On Sat, 30 September 2000, Alex Bligh wrote:
Excluding force-majeure from availability is not totally unuseful (provided you can still compare apples with apples), on the basis that (historically at least) many other things are likely to cause more worry than failure of your internet/telecoms service in the event of war/asteroid strike etc.
I also think its reasonable to exclude force majeure in a SLA. When I wrote SLA's I excluded all sorts of stuff in the force majeure clause. My point wasn't to suggest it is unreasonable to do so, but customers should understand a provider includes only certain risks in their SLA. Insurance companies are very good for covering the other risks. What drove me crazy was I couldn't get the information I needed to do my job from providers. Fiber cuts happen. I don't want a 99.999% network guarantee, I want an accurate map of my circuits on your network so I can plan where to put my backup circuits. If I could outsource the reliability of my network, it would be great. But the fact is, I was the one who had to live with fallout when my network failed; not the provider. At most large providers, my "dedicated account team" rarely lasted a fiscal quarter let alone a fiscal year. I sometimes think folks, and I was once one of them, are just looking for the provider which promises the highest availability number (100% service guarantee) without realizing some providers are achieving such high numbers by excluding a lot of disruptive events. If everyone included and excluded the same things, you could compare the numbers. But everyone doesn't. So customers need to understand what the numbers mean. It is possible for a provider with a 98% availability guarantee to have better actual performance than a provider promising 100% availability.

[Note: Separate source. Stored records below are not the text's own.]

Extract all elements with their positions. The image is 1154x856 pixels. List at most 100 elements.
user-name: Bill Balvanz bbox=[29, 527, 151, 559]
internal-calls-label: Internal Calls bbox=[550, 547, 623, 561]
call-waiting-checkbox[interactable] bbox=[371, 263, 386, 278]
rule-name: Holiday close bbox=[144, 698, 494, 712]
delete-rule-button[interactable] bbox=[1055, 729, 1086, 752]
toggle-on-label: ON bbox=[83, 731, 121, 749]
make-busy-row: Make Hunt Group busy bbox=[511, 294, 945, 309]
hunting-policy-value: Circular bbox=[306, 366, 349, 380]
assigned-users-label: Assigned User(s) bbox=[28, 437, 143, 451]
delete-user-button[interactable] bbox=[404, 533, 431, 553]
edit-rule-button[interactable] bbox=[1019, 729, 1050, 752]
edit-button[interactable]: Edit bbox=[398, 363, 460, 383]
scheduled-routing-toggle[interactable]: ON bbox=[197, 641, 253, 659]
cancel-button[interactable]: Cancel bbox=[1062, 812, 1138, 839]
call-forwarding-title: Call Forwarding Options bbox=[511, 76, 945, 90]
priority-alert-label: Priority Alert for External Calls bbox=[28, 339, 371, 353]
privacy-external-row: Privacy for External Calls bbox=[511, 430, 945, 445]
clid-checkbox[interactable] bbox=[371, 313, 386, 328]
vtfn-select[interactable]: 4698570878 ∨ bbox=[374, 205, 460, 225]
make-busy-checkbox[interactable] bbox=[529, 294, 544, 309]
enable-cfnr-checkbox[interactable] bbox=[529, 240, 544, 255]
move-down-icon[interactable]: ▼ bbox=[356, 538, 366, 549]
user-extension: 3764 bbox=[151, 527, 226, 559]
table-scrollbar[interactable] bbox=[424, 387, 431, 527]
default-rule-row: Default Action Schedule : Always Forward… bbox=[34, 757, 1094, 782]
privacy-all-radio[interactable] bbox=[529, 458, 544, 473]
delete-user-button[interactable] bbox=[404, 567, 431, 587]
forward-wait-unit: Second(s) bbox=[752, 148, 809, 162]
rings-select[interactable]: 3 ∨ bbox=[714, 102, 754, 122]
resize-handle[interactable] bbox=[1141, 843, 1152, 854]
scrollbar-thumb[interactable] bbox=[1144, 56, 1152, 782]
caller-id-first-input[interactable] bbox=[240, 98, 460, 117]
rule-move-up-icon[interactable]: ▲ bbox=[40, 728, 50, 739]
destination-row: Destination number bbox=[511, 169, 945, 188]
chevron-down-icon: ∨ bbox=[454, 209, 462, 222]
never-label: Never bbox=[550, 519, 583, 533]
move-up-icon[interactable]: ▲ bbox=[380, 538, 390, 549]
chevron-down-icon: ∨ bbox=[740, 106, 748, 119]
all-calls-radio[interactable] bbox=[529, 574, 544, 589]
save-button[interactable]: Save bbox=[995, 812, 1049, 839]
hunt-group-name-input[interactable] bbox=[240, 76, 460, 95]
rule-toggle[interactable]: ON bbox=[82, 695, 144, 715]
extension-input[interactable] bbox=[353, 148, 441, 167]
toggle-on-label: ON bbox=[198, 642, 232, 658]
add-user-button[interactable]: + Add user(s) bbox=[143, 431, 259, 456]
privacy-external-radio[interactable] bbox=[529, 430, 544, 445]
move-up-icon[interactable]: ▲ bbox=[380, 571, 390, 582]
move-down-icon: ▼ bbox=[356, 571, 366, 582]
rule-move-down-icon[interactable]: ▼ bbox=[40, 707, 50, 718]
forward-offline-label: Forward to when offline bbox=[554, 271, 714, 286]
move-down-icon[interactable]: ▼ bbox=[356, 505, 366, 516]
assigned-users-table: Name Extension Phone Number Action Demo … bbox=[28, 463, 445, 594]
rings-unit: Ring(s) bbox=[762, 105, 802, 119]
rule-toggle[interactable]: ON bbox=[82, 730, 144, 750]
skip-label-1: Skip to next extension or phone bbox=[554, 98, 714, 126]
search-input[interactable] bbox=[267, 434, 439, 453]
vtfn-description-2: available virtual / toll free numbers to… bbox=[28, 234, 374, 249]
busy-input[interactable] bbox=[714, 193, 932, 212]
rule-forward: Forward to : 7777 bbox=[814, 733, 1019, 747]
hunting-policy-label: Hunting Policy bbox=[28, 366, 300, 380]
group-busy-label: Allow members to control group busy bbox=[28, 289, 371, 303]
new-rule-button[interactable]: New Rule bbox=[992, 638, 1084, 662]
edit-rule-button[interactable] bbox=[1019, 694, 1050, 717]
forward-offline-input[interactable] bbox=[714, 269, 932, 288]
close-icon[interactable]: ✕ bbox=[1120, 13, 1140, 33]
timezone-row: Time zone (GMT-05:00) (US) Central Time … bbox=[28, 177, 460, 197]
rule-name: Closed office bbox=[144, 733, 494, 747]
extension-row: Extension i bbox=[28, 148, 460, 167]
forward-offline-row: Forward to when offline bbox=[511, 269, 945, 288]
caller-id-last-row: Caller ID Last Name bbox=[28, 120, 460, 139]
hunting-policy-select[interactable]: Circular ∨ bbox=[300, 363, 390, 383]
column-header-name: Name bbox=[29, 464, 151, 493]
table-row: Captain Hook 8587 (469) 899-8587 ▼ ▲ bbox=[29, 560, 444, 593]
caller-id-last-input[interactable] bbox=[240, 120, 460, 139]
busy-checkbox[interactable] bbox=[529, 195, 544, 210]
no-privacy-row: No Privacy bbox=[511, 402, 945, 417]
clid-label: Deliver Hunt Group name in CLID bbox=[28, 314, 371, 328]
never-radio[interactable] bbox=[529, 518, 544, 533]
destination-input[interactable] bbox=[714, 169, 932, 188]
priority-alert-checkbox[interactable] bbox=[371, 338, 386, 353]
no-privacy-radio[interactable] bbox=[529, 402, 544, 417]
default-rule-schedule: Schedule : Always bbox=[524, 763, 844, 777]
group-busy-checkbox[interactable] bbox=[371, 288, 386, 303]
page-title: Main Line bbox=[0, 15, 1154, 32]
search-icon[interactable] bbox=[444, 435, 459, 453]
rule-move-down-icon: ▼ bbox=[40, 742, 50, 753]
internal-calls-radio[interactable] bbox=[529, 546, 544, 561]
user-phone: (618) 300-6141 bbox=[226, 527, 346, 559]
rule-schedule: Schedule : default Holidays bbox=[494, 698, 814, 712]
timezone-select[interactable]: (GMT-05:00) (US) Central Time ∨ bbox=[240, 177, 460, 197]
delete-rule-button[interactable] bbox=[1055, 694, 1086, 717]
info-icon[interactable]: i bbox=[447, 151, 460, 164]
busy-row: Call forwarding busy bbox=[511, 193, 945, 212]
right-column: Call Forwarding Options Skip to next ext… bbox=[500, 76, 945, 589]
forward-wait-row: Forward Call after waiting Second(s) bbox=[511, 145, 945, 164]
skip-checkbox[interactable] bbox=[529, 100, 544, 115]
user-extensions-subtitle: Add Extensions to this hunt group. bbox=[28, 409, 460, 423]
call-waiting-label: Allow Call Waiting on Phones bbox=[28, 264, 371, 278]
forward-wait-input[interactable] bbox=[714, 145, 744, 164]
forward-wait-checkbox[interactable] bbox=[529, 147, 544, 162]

Finally, the availability number is meaningless unless there is a clear way of measuring what period it applies to. Five nines availabilty over a day is completely different to five nines availability over a year, if there is a fixed MTTR (think about it).
Ah, Mean Time To Repair. For availability purposes, MTTR is frequently a bigger contributor than MTBF (Mean Time Between Failure). Can you repair one half of a redundant system before the second half fails.
IE availability numbers are *not* useless - but they generally aren't comparible without looking at the contract, and system in depth.
If you look at what happened in the disk drive market, for a while Seagate and the others waged the battle of MTBF. You could buy a 400,000 hour MTBF drive or a 800,000 hour MTBF drive or a 1.2 million hour MTBF drive. Was there a difference between the drives, in some cases yes. In most cases, you were actually buying the same drive with different extended warranties. Did the difference in MTBF's mean the disk drives never failed? No. If the drive did fail, did you get data back because it was a 1.2 million hour MTBF drive? No. If you didn't have a backup, did Seagate lose their job, or did the computer operator lose theirs? Does RAID held? Yes. Does RAID completely eliminate disk failures? No. If you look at network backbones, almost everyone uses the same vendors, supplying essentially the same equipment, and nearly the same network design. So why would different providers have different availability numbers? Is it just an accident of the statistical series, some providers had their failures earlier but everyone will end up the same in Year Infinity? Or are there real differences, besides price, between providers?